Zdążyłem się już do nich przyzwyczaić. Jeden jest roboczo nazwany "lewy", a drugi "prawy" ze względu na umaszczenie na grzbiecie. Jednemu odchodzi czarna pręga w górnej części w lewo, drugiemu w dolnej części w prawo. Najlepsze momenty są jak przychodzę do nich i cieszą się na kontakt ze mną. Biegają intensywnie po mnie, wokół, bawią się ze sobą, czyli takie szczurkowe zapasy, w których kotłują się ok. minuty. Widać po nich radość, że wróciłem do nich. Jednak stworzenie namiastki wolności i bezpieczeństwa dla zwierząt jest odpłacane ich w miarę "normalnym" zachowaniem (jeżeli w sztucznych warunkach ich zachowanie można tak nazwać).
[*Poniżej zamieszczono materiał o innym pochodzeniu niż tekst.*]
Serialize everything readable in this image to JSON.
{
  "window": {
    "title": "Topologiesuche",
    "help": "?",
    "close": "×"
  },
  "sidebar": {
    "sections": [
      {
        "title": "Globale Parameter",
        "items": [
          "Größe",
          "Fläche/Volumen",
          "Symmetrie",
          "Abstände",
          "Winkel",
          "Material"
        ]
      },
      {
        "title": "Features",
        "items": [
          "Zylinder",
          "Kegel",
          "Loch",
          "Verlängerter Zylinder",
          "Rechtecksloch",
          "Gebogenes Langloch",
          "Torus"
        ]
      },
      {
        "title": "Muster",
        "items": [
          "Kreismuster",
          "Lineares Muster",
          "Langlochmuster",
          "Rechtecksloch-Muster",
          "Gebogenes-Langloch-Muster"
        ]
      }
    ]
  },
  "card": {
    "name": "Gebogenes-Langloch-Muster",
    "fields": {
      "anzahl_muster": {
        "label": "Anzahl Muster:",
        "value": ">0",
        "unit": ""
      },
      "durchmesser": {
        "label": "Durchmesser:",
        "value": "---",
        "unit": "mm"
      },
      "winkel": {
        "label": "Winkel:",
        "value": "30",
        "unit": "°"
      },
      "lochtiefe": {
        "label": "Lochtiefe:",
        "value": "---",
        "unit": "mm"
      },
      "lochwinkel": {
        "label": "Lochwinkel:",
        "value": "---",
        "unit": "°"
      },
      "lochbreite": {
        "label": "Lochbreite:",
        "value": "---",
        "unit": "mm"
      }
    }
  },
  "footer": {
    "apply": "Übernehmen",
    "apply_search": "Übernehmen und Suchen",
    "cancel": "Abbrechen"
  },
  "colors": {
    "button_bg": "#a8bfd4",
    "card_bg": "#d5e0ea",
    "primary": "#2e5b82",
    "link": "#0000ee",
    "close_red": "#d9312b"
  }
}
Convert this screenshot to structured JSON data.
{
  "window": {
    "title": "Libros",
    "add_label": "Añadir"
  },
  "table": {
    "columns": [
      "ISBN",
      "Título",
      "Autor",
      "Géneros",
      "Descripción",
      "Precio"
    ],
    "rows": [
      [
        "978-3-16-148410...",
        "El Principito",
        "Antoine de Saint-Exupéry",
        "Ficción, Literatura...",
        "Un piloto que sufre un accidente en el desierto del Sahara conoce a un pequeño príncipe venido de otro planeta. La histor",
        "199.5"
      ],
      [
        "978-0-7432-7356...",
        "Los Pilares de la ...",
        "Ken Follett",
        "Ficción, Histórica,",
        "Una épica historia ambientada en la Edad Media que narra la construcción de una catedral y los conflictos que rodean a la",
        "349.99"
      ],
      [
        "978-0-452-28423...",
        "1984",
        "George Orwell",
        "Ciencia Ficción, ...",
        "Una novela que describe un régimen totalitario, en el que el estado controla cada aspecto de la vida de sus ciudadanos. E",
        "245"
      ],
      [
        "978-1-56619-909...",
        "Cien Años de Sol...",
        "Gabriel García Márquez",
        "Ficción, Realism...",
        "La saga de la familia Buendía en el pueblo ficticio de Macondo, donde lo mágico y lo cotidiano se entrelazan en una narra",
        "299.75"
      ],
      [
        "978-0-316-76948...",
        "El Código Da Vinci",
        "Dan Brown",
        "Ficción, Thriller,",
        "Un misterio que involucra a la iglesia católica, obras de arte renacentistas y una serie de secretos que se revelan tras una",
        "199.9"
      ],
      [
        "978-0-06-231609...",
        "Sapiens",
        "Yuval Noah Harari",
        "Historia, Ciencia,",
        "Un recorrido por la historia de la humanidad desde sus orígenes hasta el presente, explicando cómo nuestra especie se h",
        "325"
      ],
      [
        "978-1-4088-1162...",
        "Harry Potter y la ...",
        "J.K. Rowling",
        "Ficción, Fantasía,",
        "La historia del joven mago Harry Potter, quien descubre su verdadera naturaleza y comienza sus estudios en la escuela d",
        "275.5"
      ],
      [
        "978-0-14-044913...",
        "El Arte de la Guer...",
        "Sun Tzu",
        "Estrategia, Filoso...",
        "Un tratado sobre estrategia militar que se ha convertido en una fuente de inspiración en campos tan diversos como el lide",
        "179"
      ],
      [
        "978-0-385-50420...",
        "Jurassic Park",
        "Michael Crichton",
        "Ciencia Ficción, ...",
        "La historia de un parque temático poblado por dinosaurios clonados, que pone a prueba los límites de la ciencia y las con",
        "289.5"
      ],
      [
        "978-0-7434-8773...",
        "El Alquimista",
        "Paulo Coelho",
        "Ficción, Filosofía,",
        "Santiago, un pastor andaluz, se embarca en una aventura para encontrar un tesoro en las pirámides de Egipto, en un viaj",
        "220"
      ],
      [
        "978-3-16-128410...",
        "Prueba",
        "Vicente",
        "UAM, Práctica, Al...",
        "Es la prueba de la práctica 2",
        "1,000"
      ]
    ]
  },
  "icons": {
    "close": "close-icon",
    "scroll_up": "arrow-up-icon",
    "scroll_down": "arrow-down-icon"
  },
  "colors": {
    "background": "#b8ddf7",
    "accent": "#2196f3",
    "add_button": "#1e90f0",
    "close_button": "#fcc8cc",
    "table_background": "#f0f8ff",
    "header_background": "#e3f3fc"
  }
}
Dzięki temu nic nie dewastują na stacji i można z nimi egzystować. Dziś w trzecim dniu, już odważniej wychodzą z "gniazda". Wczoraj nie wiem czy w ogóle podczas mojej nieobecności wychodziły, dziś już je przyłapałem po za, nawet je trochę zachęcam do wychodzenia.
Ze spraw branżowych to niedaleko ocieplają blok styropianem. Ekipa już tam trochę siedzi, a przedwczoraj wywożę cysternę, patrzę, a tu mięśniak w kamizelce odblaskowej, pod którą nic nie miał, ładny z twarzy i jak szedłem pierwsze spojrzenie i nasz wzrok skrzyżował się na jakieś 4 - 5 sek. No tak długo z obcą osobą to mi się wzrok dawno nie skrzyżował. On piękny, ładnie zbudowane ręce, coś jak u 975, trochę niższy ode mnie, ładna klata, bo przecież przez zieloną oczojebną kamizelkę było klatę widać, ogólnie przystojny. Wczoraj specjalnie robiąc kurs z cysterną przeszedłem k/niego, znowu się na mnie popatrzał nawet zareagował trochę, bo było widać. Wracając w wymiany cystern z ładownych na próżne, postanowiłem go zahaczyć. Poprosiłem go o przeciśnięcie auta od 979, to pretekst, a przy okazji dosłownie chwile przy tym pogadania. Zgodził się. Jak położył ręce na masce, zobaczyłem je, a jeszcze jak pchał auto przede mną i mięśnie mu się spięły, to myślałem, że wpadnę pod koło. Ach te ręce, ta twarz do tego... Okazało się, że na budowie robi dopiero drugi dzień, przeto wcześniej go tam nie wyłapałem, bo ekipę od razu zlustrowałem, kto by się nadawał. Z zarobków, bo to tajne/poufne ma dostać ok. 2 tysi/m-c. Jak będzie jeszcze w pn. to się go spytam, czy jest tu z pobliska, czy jakiś dojeżdżający z ekipą z dalsza. Intryguje mnie to pierwsze spięcie się wzrokiem, a następnie reagowanie na mnie jak przechodziłem k/niego. Pewnie z tego nic nie wyjdzie, ale mój instynkt jest czasem nie do poskromienia.
Tyle teraz. Jutro wyjazd do 824 to notka, jeżeli się uda, będzie od niego wysłana. Tymczasem zabieram się za spr. bieżące na stacji, głównie sprzątanie, bo na szczęście teraz, po początkowym okresie, szczurkom moge w ciągu dnia mniej czasu poświęcać, bowiem nadrabiają w nocy. Narka.